After playing with our expectations, this turns out to be a very different sort of film.
I wouldn't in all good conscience give it more than a 4 out of 10, because in many ways it is awful, though it's probably better than Apocalypse Pompeii (starring Pete's Highlander cast-mate Adrian Paul).Peter acts with quiet dignity and is very believable in his role.With a decent budget this might have been a Da Vinci Code, mind you that was awful as well. Watch if you have 110 mins to spare in your life.
I'm happy that this movie has not disproved my theory. The theory is that with the possible exception of 2001, there never has been a decent science fiction movie. This is as bad as most of them. Actually I was planning on a 5 vote until the va-va-varoom-bang-bang-I-missed car chase/gun fight. That bumped it down to a 4. Then when I found out that it was shot in British Columbia but set in Maine (!!!)I dropped it again to a still overly generous 3. What we have here is essentially a "Hey gang, let's save the planet" movie with a simplistic, cliché ridden, illogical, predictable plot and stock cardboard characters. Hey... That hard-ass American general was a classic. But he must have been a really important dude because he made all the life and death decisions in Great Britain. I suppose watching it was better than standing out in the snowstorm that raged outside. But not much.
Not only was the story and acting awful, the special effects brought the movie to sub-campy levels. Once again Hollywood tried to capitalize on the mystique of Stonehenge and come up lacking. The dwarfs dancing around the 18" high triptychs in "This is Spinal Tap" was more believable than the Styrofoam mock-ups obviously created by a 3rd grade art class. I particularly liked the left-hand drive vehicles supposedly used by the Royal Army in Salisbury. Please take a pass on this waste of time - you'll regret wasting these precious minutes of your life.

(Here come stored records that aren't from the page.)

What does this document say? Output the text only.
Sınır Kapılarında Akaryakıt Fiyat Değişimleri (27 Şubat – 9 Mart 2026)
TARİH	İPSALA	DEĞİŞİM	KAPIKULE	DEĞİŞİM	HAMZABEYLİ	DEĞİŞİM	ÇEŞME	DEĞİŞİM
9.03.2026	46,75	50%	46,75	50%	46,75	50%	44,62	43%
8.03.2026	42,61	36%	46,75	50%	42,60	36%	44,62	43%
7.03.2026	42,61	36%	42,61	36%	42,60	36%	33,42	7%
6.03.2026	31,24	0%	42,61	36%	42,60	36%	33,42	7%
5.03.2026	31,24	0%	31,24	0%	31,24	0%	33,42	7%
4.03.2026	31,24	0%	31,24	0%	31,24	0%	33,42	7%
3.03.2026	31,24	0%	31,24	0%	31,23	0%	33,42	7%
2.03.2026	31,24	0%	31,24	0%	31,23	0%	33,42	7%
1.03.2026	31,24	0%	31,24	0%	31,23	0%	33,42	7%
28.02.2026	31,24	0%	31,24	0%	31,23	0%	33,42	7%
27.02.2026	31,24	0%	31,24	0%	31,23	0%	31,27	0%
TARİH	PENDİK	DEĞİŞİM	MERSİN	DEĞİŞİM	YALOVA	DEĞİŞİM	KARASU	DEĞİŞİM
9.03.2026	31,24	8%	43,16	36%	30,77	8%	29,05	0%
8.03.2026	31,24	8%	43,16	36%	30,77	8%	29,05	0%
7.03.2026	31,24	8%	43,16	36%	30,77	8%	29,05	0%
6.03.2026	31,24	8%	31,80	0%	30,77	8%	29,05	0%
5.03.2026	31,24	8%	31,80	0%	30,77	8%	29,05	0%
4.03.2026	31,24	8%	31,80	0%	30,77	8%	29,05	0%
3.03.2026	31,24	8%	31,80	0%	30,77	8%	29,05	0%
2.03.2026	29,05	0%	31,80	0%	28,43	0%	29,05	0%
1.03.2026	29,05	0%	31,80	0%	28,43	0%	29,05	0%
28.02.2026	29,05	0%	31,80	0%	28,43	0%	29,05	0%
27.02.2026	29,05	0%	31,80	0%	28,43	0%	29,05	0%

There are so many glaring errors of omission, ignorance and historical facts that they are too numerous to list here: Let me try: The bomb dropped (although a missile is fired) was not a nuke, but a laser guided bomb; the position of Stonehenge moved several times on the idiotic map continually shown, all physics were suspended when traveling to and fro across the Atlantic--the time involved is unachievable even if the phantom aircraft were magically available. This movie sucks.

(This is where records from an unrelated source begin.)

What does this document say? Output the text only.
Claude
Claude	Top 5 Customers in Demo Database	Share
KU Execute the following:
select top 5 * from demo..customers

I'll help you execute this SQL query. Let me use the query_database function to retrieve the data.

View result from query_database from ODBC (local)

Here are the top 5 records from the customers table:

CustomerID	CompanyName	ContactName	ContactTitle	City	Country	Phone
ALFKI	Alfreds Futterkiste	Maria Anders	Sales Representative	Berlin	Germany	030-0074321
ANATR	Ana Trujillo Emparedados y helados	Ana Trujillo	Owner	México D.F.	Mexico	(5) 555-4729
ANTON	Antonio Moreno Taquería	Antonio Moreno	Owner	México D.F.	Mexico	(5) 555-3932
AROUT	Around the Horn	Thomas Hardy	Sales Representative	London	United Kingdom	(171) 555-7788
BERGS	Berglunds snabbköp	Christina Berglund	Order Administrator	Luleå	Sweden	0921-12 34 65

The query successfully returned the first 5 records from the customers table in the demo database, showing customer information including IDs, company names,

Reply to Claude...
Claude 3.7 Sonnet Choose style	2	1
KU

I can't believe some of the reviews on this.If you are watching this film for anything other than comedy value, what happens when you watch a really good film? Does your head explode?The accents were awful. The acting was worse. the science was shonky. The locations were abysmal. An earlier reviewer stated that they thought they paid attention to the little details. Really? Salisbury Plain in the middle of a forest with mountains in the background. Supposedly British army units in Hummers and some weird hybrid German/Jeep thing. Damn hilarious though!